Sistem pembayaran anakan kelinci jenis hias lokal, hias luar dan pedaging
yang dilakukan oleh lembaga tataniaga dapat berupa sistem pembayaran tunai,
sistem pembayaran uang muka dan sistem pembayaran dengan kelinci. Sistem
pembayaran berlangsung tergantung pada kepercayaan dan perjanjian antara
kedua belah pihak.
Sistem pembayaran tunai merupakan pembayaran langsung dengan uang
tunai oleh lembaga pemasaran kepada peternak yang dilakukan pada saat
transaksi, dimana serah terima kepemilikan dilakukan dan pembayaran pun
dilakukan pada saat itu juga dengan sistem pembayaran sesuai dengan harga yang
disepekati. Sistem pembayaran tunai merupakan sistem pembayaran yang paling
sering dilakukan pada saat membeli kelinci di Desa Gunung Mulya.

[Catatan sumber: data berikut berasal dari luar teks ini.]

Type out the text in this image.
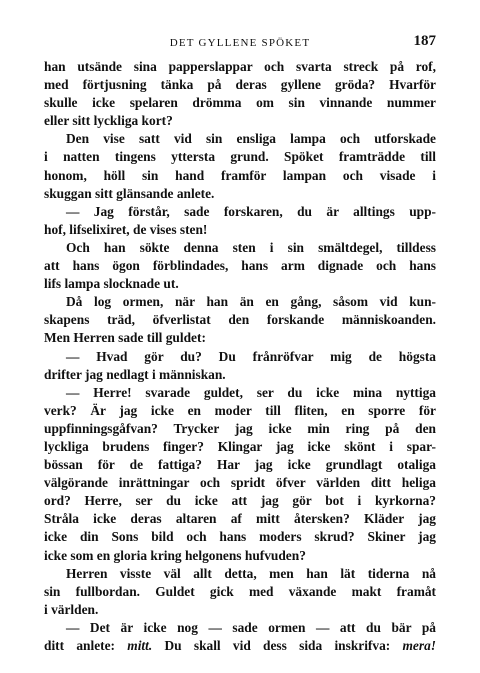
DET GYLLENE SPÖKET	187
han utsände sina papperslappar och svarta streck på rof,
med förtjusning tänka på deras gyllene gröda? Hvarför
skulle icke spelaren drömma om sin vinnande nummer
eller sitt lyckliga kort?
Den vise satt vid sin ensliga lampa och utforskade
i natten tingens yttersta grund. Spöket framträdde till
honom, höll sin hand framför lampan och visade i
skuggan sitt glänsande anlete.
— Jag förstår, sade forskaren, du är alltings upp-
hof, lifselixiret, de vises sten!
Och han sökte denna sten i sin smältdegel, tilldess
att hans ögon förblindades, hans arm dignade och hans
lifs lampa slocknade ut.
Då log ormen, när han än en gång, såsom vid kun-
skapens träd, öfverlistat den forskande människoanden.
Men Herren sade till guldet:
— Hvad gör du? Du frånröfvar mig de högsta
drifter jag nedlagt i människan.
— Herre! svarade guldet, ser du icke mina nyttiga
verk? Är jag icke en moder till fliten, en sporre för
uppfinningsgåfvan? Trycker jag icke min ring på den
lyckliga brudens finger? Klingar jag icke skönt i spar-
bössan för de fattiga? Har jag icke grundlagt otaliga
välgörande inrättningar och spridt öfver världen ditt heliga
ord? Herre, ser du icke att jag gör bot i kyrkorna?
Stråla icke deras altaren af mitt återsken? Kläder jag
icke din Sons bild och hans moders skrud? Skiner jag
icke som en gloria kring helgonens hufvuden?
Herren visste väl allt detta, men han lät tiderna nå
sin fullbordan. Guldet gick med växande makt framåt
i världen.
— Det är icke nog — sade ormen — att du bär på
ditt anlete: mitt. Du skall vid dess sida inskrifva: mera!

Sistem
pembayaran tunai sering dilakukan dari pedang pengumpul dan koperasi kepada
peternak dengan persentase 80 persen.
Sistem pembayaran uang muka atau yang dikenal dengan sistem panjer
merupakan sistem pembayaran dengan membayar dari sebagian jumlah harga
yang telah disepakati pada saat transaksi jual beli kelinci dilakukan. Sistem
pembayaran uang muka dimana uang yang dibayarkan dari lembaga tataniaga
hanya sebagian dari harga jual yang telah disepakati. Sistem pembayaran ini
kadang-kadang dilakukan oleh pedagang pengumpul dan pengecer. Setelah
membayar setengah dari jumlah harga kelinci pada saat kelinci di jual,
pembayaran setengahnya lagi akan dilakukan pada saat pembelian selanjutnya

66
atau pada saat penjualan kelinci telah habis terjual. Sistem pembayaran panjer
yang dilakukan kepada peternak dengan pesentase 12 persen.
Sistem pembayaran yang dilakukan dengan kelinici baik itu kelinci hias
jenis lokal, luar dan pedaging biasanya dilakukan oleh peternak kepada koperasi,
misalnya pada saat peternak dalam keadaan sangat membutuhkan uang untuk
membeli pakan bagi kelinci, maka peternak biasanya datang ke koperasi dan
meminjam uang ke koperasi. Kemudian koperasi membantu untuk menyediakan
kebutuhan peternak sehingga peternak berhutang pada koperasi dan sebagai
pengembalian pinjaman, koperasi tidak minta dibayarkan/dikembalikan dengan
uang, namun pada saat panen kelinci peternak harus menjual kelincinya pada
koperasi. Persentase dari sistem pembayaran dengan kelinci adalah 8 persen.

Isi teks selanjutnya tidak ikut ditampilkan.